Yesterday, a man with a squawking voice said, ‘Look how translucent his skin is! It’s a sign that his years of fasting have transported him to a higher plane.’

‘You can tell from his facial features that he’s destined to live a long life,’ his colleague said.

‘He looks just like that qigong master, Kong Hai, who has the most miraculous urine of all the Taoist masters.’

‘Master Kong Hai hasn’t eaten or slept for thirteen years,’ someone else concurred.

‘Yes, Kong Hai’s urine has been declared a national treasure. Only the Premier’s wife is allowed to drink it.’

How could these strange men imagine that my urine has magical properties? What sort of tonic could a corpse like mine produce?

My mother is playing Mahjong with four other women. When they shuffle the plastic pieces it sounds as though they’re scattering pebbles onto the table.

‘We’ve uncovered another two fatalities,’ Fan Jing says quietly. ‘That brings the number of dead to 155.’

The women are skimming through the latest list of casualties of the crackdown and their relatives.

‘I know this woman Zhang Li. Her husband was beaten to death on Fuxingmen Street on 6 June. She was sacked from her government job afterwards. She’s destitute. All she owns is a bed and a chair. Her mental state is very unstable. She doesn’t like staying in her flat when it gets dark, so she spends all night wandering through the lanes.’

‘There were still people being killed on 6 June?’ my mother asks.

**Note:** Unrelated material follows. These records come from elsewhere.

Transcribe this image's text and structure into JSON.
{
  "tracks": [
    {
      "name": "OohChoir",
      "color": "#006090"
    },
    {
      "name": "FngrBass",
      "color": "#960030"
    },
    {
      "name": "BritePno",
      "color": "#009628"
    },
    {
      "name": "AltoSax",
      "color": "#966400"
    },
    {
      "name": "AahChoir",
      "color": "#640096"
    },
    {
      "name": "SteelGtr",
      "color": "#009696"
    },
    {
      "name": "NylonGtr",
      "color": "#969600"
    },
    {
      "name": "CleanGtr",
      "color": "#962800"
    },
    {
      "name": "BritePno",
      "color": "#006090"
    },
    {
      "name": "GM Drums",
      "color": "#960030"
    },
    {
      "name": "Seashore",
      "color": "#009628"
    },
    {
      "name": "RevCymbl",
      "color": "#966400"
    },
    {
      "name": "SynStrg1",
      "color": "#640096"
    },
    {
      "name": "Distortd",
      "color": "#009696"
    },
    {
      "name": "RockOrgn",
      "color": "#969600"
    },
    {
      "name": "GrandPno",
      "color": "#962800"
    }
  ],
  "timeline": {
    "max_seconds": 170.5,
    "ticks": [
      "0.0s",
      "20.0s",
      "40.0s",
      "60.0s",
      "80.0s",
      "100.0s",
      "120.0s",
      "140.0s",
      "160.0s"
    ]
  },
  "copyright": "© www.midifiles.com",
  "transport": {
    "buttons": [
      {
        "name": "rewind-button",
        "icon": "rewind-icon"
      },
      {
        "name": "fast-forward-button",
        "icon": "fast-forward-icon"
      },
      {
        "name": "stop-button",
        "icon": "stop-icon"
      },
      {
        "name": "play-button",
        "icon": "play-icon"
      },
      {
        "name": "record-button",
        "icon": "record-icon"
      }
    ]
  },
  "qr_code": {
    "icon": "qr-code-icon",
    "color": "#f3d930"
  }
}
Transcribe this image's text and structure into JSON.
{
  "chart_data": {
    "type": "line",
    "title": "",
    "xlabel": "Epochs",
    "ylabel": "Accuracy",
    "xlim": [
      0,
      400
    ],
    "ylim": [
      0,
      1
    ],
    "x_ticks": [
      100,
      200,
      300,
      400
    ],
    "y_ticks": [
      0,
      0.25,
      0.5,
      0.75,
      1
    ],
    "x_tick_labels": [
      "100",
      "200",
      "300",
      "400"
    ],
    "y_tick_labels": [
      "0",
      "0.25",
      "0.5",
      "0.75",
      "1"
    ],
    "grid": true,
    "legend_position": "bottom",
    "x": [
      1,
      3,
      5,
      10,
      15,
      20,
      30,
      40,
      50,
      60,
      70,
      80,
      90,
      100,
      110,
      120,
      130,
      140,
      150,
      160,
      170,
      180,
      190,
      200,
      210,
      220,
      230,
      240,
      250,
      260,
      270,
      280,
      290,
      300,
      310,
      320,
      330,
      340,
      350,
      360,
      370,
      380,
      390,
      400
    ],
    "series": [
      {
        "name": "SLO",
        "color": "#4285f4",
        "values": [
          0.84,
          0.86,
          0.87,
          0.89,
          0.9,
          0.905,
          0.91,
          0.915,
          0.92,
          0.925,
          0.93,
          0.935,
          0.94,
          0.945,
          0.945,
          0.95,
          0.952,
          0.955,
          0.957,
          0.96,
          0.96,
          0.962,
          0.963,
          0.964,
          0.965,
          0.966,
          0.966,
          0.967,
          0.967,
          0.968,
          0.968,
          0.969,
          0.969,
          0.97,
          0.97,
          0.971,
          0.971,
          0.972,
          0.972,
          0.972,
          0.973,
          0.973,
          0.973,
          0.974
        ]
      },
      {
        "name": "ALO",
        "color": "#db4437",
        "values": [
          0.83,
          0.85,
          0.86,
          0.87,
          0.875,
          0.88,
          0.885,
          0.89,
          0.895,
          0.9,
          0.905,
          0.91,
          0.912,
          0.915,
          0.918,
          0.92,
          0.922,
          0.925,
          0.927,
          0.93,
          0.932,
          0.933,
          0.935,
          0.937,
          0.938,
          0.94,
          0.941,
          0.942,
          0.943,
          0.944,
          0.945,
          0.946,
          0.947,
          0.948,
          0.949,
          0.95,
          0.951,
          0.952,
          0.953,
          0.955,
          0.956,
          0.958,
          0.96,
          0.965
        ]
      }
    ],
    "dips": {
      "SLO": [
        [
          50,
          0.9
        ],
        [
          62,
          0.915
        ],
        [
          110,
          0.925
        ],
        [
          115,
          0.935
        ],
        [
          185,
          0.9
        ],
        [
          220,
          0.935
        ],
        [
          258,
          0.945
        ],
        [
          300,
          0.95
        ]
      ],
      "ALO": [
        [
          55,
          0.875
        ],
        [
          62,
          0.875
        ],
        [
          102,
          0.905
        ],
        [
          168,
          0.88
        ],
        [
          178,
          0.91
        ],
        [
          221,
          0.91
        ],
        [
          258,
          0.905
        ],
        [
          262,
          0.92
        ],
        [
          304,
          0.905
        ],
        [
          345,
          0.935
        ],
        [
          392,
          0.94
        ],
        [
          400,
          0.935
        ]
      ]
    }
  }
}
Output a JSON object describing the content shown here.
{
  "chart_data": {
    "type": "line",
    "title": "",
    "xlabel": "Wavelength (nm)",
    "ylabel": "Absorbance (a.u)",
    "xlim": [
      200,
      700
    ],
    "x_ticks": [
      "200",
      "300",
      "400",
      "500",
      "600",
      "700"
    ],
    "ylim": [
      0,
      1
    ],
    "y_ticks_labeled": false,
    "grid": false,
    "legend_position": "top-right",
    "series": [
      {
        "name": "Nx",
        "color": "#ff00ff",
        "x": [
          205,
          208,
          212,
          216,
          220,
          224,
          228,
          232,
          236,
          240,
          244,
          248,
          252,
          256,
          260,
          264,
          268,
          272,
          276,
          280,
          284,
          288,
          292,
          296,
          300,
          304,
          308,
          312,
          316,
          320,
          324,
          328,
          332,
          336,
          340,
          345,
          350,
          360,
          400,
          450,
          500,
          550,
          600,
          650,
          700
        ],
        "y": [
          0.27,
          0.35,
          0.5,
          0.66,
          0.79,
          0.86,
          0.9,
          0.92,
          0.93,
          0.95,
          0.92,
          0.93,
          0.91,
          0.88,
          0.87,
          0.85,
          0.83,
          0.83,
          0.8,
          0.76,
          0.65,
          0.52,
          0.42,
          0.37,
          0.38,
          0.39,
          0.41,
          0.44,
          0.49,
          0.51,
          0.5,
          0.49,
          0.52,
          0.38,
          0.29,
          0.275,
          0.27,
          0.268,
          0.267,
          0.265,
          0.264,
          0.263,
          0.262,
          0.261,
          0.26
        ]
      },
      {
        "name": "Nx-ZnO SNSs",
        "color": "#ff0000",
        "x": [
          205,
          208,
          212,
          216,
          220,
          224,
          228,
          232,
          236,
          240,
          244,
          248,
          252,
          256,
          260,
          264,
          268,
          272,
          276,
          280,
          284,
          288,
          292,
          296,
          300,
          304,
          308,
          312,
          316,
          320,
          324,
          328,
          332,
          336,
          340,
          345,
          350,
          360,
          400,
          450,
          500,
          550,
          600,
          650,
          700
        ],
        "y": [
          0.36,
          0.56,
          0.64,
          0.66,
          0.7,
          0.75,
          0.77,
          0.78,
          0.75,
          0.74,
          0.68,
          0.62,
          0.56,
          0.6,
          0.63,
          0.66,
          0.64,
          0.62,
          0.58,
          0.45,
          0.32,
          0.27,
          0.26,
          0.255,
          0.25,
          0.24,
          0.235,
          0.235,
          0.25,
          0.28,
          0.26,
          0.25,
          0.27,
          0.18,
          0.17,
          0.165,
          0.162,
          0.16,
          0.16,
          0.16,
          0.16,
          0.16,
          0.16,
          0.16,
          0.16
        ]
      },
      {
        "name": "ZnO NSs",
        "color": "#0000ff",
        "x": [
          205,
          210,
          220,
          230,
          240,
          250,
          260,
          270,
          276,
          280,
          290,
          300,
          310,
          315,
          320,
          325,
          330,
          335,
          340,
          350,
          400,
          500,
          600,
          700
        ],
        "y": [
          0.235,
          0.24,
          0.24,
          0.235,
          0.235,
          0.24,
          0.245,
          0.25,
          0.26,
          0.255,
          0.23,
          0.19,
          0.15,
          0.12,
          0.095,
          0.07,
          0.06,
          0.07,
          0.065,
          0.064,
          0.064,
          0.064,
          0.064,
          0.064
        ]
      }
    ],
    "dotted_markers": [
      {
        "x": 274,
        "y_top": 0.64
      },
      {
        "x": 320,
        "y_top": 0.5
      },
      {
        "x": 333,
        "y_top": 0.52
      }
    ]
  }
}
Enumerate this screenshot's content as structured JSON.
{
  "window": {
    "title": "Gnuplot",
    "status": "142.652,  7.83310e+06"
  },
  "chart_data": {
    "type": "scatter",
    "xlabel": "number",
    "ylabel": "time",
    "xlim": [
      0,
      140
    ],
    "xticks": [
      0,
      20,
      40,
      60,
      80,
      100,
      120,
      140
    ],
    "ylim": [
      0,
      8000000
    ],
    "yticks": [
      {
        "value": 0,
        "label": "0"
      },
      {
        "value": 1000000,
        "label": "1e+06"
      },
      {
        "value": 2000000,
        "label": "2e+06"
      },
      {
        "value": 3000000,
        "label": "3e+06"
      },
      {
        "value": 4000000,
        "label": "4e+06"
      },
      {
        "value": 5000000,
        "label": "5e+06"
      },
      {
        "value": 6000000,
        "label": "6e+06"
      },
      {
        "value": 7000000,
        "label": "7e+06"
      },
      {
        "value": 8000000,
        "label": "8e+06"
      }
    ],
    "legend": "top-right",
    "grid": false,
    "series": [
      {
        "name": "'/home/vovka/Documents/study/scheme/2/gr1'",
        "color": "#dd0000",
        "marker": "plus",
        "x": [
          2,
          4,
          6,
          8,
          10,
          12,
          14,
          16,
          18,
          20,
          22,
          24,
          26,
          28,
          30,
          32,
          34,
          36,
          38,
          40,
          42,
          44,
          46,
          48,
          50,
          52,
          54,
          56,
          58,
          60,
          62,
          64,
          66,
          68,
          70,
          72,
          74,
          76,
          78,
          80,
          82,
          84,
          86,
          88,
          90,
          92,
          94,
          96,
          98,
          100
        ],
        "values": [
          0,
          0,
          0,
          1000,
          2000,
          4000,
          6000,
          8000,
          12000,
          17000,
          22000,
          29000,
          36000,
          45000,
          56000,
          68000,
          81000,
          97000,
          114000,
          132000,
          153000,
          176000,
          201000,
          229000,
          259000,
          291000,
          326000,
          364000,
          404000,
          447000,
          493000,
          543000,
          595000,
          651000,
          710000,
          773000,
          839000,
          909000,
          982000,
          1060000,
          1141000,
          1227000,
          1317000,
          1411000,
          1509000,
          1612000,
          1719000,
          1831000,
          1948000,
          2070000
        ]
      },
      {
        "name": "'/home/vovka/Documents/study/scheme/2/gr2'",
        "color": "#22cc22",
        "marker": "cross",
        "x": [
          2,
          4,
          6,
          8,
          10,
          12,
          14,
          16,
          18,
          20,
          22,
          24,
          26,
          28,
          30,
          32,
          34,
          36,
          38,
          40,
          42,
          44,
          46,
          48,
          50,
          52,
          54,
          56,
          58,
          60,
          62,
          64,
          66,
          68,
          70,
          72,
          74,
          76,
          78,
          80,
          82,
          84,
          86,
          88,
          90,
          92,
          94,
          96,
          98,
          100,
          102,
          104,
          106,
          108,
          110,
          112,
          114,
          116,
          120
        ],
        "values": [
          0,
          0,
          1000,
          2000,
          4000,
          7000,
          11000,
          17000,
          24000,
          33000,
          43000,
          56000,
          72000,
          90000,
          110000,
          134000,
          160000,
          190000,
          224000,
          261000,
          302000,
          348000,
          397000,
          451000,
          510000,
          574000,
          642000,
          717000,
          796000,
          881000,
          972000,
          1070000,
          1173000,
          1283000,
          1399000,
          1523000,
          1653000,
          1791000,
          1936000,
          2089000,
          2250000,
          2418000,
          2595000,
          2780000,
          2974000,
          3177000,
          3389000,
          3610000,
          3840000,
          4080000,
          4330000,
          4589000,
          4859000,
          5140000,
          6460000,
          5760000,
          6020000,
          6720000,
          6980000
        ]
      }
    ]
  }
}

‘Yes, the massacre that took place in Fuxingmen has been dubbed a “mini 4 June”. Tanks rolled through the street and fired at the crowd indiscriminately. Look, Professor Ding has got details of three people who were killed there. See here — “a boy, just thirteen years old, lay on the street, his guts splayed over his stomach, and the soldiers refused to let anyone go to his rescue.”’

‘Look at this. I was the one who found out about this guy,’ Fan Jing says. ‘His wife lives in a tiny shack in the suburbs. She farms twenty mu of land all by herself. No one ever visits her, except the police, who come every anniversary of the crackdown to warn her not to speak to journalists.’

‘We should invite her over one day,’ my mother says. ‘She must get tired of being alone all the time.’

‘She wouldn’t be able to afford the bus trip. She doesn’t even have money to buy herself clothes. She wears a man’s army uniform she picked up on the street.’

‘See these photographs,’ Gui Lan says. ‘This girl was called Zhang Chu. She was only nineteen. She’s the one in the red shirt leaning against the foreigner. Such a pretty smile. When the bullet struck her head, blood spurted from her ears… Someone gave me her parents’ address. I went to the flat, but discovered they’d moved out ages ago.’

‘Where did she die?’

‘In Qianmen, on the main road, in her boyfriend’s arms…’

These women sound like a band of underground activists as they chat away, playing Mahjong.

‘It’s amazing to think your son’s piss can be used as medicine,’ An Qi says, grabbing the copy of the Beijing Evening Star that Fan Jing brought with her. ‘Look at this headline: “Urine of comatose man cures terminal cancer patient”.’